Plus précisément, qu’il commence à investir. Car la cinquantaine de collaborateurs – dont une trentaine de chercheurs – déjà présents dans les vastes espaces (environ 2.700 m2, prévus d’être élargis prochainement à 3.800 m2) à leur disposition, ne représente qu’environ un tiers de ce que seront les effectifs lorsque l’Institut atteindra son rythme de croisière.

L’annonce de la création et la mise en place du MPI au Luxembourg date du printemps 2009. Elle a fait suite à un déjeuner entre François Biltgen, ministre de la Culture, de l’Enseignement supérieur et de la Recherche, et le Prof. Dr. Peter Gruss, président de la Société Max Planck. « C’est là que, pour la première fois, il a clairement été posé la question de savoir si le Luxembourg était intéressé à subventionner l’installation d’un tel institut, se souvient Germain Dondelinger, premier conseiller de gouvernement au sein du département de l’Enseignement supérieur, plus particulièrement en charge de la coordination de la coopération internationale. Cela s’inscrit parfaitement dans la volonté du pays d’investir dans le domaine de la recherche et de l’enseignement supérieur. Le droit, européen, commercial et financier, fait partie des domaines prioritaires que nous ciblons. »

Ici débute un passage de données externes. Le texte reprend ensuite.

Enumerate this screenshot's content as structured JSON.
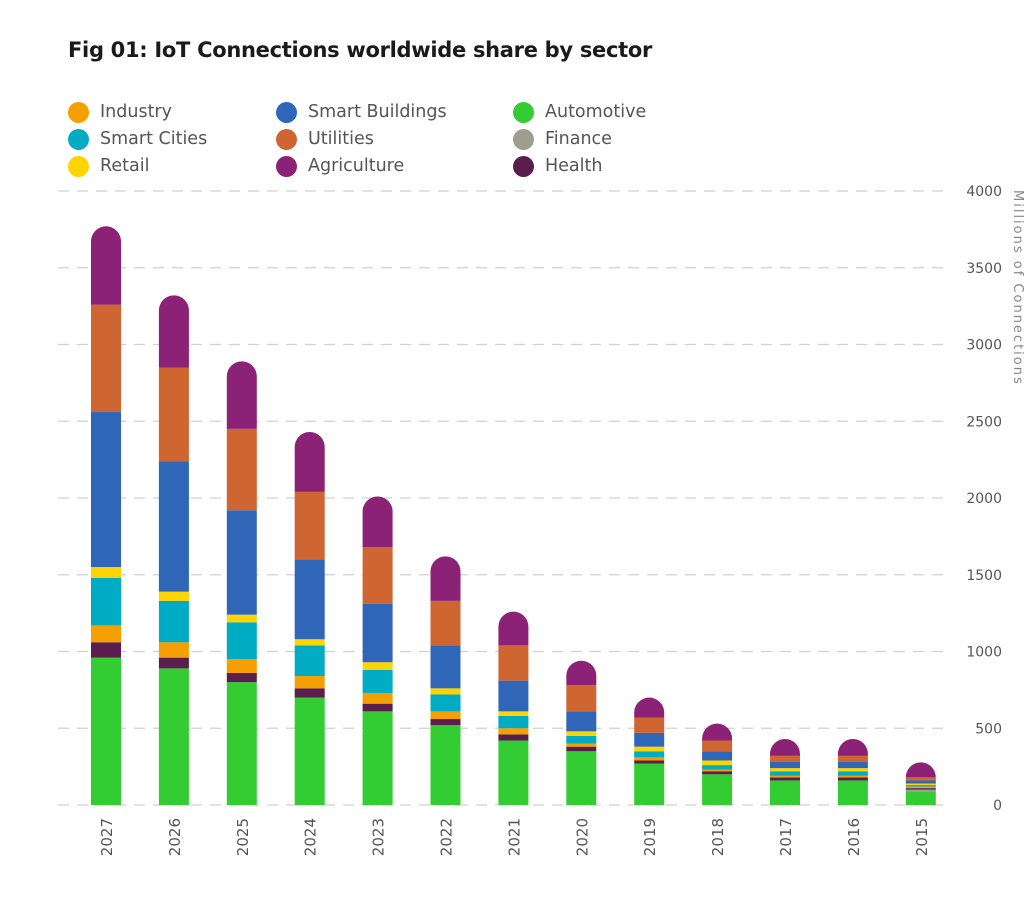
{
  "chart_data": {
    "type": "bar",
    "stacked": true,
    "title": "Fig 01: IoT Connections worldwide share by sector",
    "ylabel": "Millions of Connections",
    "xlabel": "",
    "ylim": [
      0,
      4000
    ],
    "yticks": [
      0,
      500,
      1000,
      1500,
      2000,
      2500,
      3000,
      3500,
      4000
    ],
    "y_axis_side": "right",
    "grid": true,
    "legend_position": "top-left",
    "categories": [
      "2027",
      "2026",
      "2025",
      "2024",
      "2023",
      "2022",
      "2021",
      "2020",
      "2019",
      "2018",
      "2017",
      "2016",
      "2015"
    ],
    "series": [
      {
        "name": "Automotive",
        "color": "#33cc33",
        "values": [
          960,
          890,
          800,
          700,
          610,
          520,
          420,
          350,
          270,
          200,
          160,
          160,
          90
        ]
      },
      {
        "name": "Finance",
        "color": "#9e9e8e",
        "values": [
          0,
          0,
          0,
          0,
          0,
          0,
          0,
          0,
          0,
          0,
          0,
          0,
          10
        ]
      },
      {
        "name": "Health",
        "color": "#5a1e4e",
        "values": [
          100,
          70,
          60,
          60,
          50,
          40,
          40,
          30,
          20,
          20,
          20,
          20,
          10
        ]
      },
      {
        "name": "Industry",
        "color": "#f5a000",
        "values": [
          110,
          100,
          90,
          80,
          70,
          50,
          40,
          20,
          20,
          10,
          10,
          10,
          10
        ]
      },
      {
        "name": "Smart Cities",
        "color": "#00abc4",
        "values": [
          310,
          270,
          240,
          200,
          150,
          110,
          80,
          50,
          40,
          30,
          30,
          30,
          10
        ]
      },
      {
        "name": "Retail",
        "color": "#ffd400",
        "values": [
          70,
          60,
          50,
          40,
          50,
          40,
          30,
          30,
          30,
          30,
          20,
          20,
          10
        ]
      },
      {
        "name": "Smart Buildings",
        "color": "#3066b8",
        "values": [
          1010,
          850,
          680,
          520,
          380,
          280,
          200,
          130,
          90,
          60,
          40,
          40,
          20
        ]
      },
      {
        "name": "Utilities",
        "color": "#cf6631",
        "values": [
          700,
          610,
          530,
          440,
          370,
          290,
          230,
          170,
          100,
          70,
          40,
          40,
          20
        ]
      },
      {
        "name": "Agriculture",
        "color": "#8c2276",
        "values": [
          510,
          470,
          440,
          390,
          330,
          290,
          220,
          160,
          130,
          110,
          110,
          110,
          80
        ]
      }
    ]
  },
  "legend": [
    {
      "name": "Industry",
      "color": "#f5a000"
    },
    {
      "name": "Smart Buildings",
      "color": "#3066b8"
    },
    {
      "name": "Automotive",
      "color": "#33cc33"
    },
    {
      "name": "Smart Cities",
      "color": "#00abc4"
    },
    {
      "name": "Utilities",
      "color": "#cf6631"
    },
    {
      "name": "Finance",
      "color": "#9e9e8e"
    },
    {
      "name": "Retail",
      "color": "#ffd400"
    },
    {
      "name": "Agriculture",
      "color": "#8c2276"
    },
    {
      "name": "Health",
      "color": "#5a1e4e"
    }
  ]
}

En 2009, les premières estimations tablaient sur un début des activités pour le deuxième semestre 2010. Cela aura finalement pris deux ans de plus, tant les discussions ont été complexes pour un « paramétrage » idéal de l’institut, la création de la fondation faîtière (voir encadré) n’intervenant finalement qu’en mars 2012. « Cela montre à quel point cela c’est fait avec sérieux, sourit M. Dondelinger. Nous avons notamment insisté sur deux éléments : d’une part que le domaine de recherche soit bien circonscrit et intègre clairement les notions de droit financières. Et, d’autre part, que la composition en personnel de cet institut soit internationale, afin qu’il n’y ait pas qu’un seul espace juridique représenté. Pour que cet institut puisse être profitable au Luxembourg, il faut qu’il y ait ipso facto cette dimension internationale. »

La complémentarité et le prestige

La présence depuis plus de 60 ans, au Grand-Duché, de la Cour de justice de l’Union européenne, explique, en outre, cet engouement pour la matière et la volonté de créer un véritable centre de compétences en droit, comme pilier de support du développement des activités juridiques dans le pays.

Dire que la perspective de voir débarquer un mastodonte tel que le Max Planck Institue a, d’emblée, enchanté l’ensemble des responsables de l’Université du Luxembourg, serait probablement exagéré. Sans doute la Faculté de Droit, d’Economie et de Finance aurait-elle aimé pouvoir disposer d’un soutien financier aussi conséquent pour son propre développement.

Pour cette année de lancement, l’enveloppe allouée au MPI sera au moins de 3 millions d’euros, susceptible d’être revue à la hausse en fonction de la rapidité des recrutements. À terme, en mode de fonctionnement « normal », ce sont quelque 10 millions d’euros qui devraient être versés annuellement. Cela n’inclut pas le déménagement, programmé à un horizon de 5-6 ans, dans l’ancien couvent du Limpertsberg qui abrite, pour l’heure, l’école française.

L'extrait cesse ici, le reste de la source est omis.